There is little oversubscription, but headed by the village school of Ryarsh with 15 first choices oversubscribed, and an ‘Outstanding’ Ofsted, dating back to 2012. It is followed by Ightham with 13, and St George’s CofE, Wrotham with 10. Eighteen schools have vacancies, headed by Staplehurst, 41%, now Ofsted ‘Good’ but getting over a previous ‘Serious Weaknesses’, and by the two villages at the north of the area, Wouldham and Burham, each with just over a third of their places empty.

Last modified on Saturday, 09 February 2019 23:12


  • Comment Link Monday, 11 June 2018 11:21 posted by Matt

    Another example of poor planning, presumably prompted by KCC officers? The Bishop Chavasse Free School is unnecessary in Tonbridge. Proper analysis of the figures would have shown that. Investment in existing schools should have been more fully explored. The need seems to be greater elsewhere according to your excellent article.
    Yet another Free School placed where it is not needed in terms of the demographics.
    It is a pity that Bennett Memorial, with its Teaching School badge and Christian ethos, did not think it would be better to work to support existing Primary schools in Tonbridge rather than setting up a rival school that is likely to make their plight worse. PETER: Last year there were no free places in Tonbridge. This year, thanks to a temporary dip across the county for some reason, they are either in the rural area or else at schools which have been or are still in difficulties. Parents have a right to vote with their feet. Many schools have expanded to their natural or physical limit, as KCC tries to provide places in good schools. Don't forget, 30 extra places in a school requires seven classrooms over time. I have been and remain highly critical of KCC over its provision of primary school places (although it has no control over new schools), but not in this case.

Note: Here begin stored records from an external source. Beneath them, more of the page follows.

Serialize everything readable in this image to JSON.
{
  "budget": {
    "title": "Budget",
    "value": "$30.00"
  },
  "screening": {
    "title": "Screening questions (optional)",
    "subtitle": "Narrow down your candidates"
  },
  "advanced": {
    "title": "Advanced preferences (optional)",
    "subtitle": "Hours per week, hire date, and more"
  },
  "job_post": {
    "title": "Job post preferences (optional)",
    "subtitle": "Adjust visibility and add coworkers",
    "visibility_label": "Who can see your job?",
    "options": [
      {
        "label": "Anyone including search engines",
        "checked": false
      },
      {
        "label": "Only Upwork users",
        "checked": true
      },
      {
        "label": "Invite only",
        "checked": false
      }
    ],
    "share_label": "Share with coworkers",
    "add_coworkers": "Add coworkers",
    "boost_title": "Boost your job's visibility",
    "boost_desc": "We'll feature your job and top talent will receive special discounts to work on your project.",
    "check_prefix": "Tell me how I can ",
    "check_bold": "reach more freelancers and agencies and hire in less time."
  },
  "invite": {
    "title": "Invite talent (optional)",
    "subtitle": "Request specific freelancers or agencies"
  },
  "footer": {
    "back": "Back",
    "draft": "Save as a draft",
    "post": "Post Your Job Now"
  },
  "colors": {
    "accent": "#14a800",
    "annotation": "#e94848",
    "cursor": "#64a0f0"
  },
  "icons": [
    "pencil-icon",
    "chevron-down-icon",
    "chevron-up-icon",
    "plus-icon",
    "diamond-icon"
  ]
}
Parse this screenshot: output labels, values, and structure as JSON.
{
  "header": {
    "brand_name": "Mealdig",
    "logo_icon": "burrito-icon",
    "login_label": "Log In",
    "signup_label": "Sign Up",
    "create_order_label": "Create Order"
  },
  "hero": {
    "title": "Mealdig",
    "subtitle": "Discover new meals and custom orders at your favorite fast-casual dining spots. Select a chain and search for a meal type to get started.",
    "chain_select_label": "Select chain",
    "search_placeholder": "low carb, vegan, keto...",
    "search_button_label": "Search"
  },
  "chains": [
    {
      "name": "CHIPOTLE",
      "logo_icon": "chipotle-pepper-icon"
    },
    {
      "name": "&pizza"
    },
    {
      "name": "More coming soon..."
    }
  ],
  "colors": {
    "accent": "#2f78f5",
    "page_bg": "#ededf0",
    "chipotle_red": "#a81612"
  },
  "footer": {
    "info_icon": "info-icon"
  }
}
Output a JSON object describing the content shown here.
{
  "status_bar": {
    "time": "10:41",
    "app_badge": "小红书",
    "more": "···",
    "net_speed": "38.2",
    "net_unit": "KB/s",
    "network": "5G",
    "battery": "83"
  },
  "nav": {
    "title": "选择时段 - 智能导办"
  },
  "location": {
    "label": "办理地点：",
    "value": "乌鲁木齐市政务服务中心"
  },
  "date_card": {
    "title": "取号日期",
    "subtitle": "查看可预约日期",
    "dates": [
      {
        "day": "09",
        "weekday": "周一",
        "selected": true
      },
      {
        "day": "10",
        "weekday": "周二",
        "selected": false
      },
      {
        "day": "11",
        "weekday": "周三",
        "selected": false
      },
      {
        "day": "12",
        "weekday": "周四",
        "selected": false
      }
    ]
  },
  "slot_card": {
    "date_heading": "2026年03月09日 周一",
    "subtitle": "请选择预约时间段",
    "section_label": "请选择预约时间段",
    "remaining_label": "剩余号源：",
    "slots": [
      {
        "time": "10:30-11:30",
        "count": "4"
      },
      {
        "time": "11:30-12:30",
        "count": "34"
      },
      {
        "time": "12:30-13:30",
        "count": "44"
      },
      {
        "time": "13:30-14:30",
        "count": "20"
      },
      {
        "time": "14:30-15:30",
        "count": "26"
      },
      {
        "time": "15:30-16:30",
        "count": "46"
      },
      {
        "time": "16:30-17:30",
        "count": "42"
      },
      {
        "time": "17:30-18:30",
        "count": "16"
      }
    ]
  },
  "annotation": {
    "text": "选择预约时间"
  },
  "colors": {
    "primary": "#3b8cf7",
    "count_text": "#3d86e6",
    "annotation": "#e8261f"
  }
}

  • Comment Link Saturday, 09 June 2018 05:04 posted by Kent Primary Head

    Peter, Thank you for this annual summary of pressures on primary school places in Kent. As you will know it is eagerly waited for by many primary heads who need to know what is happening around the county. We believe Kent is unique in the country in having this information provided. Certainly as head of one of the oversubscribed schools described, I shall use this to explain what is going on to those unfortunate families who are disappointed. PETER: My pleasure.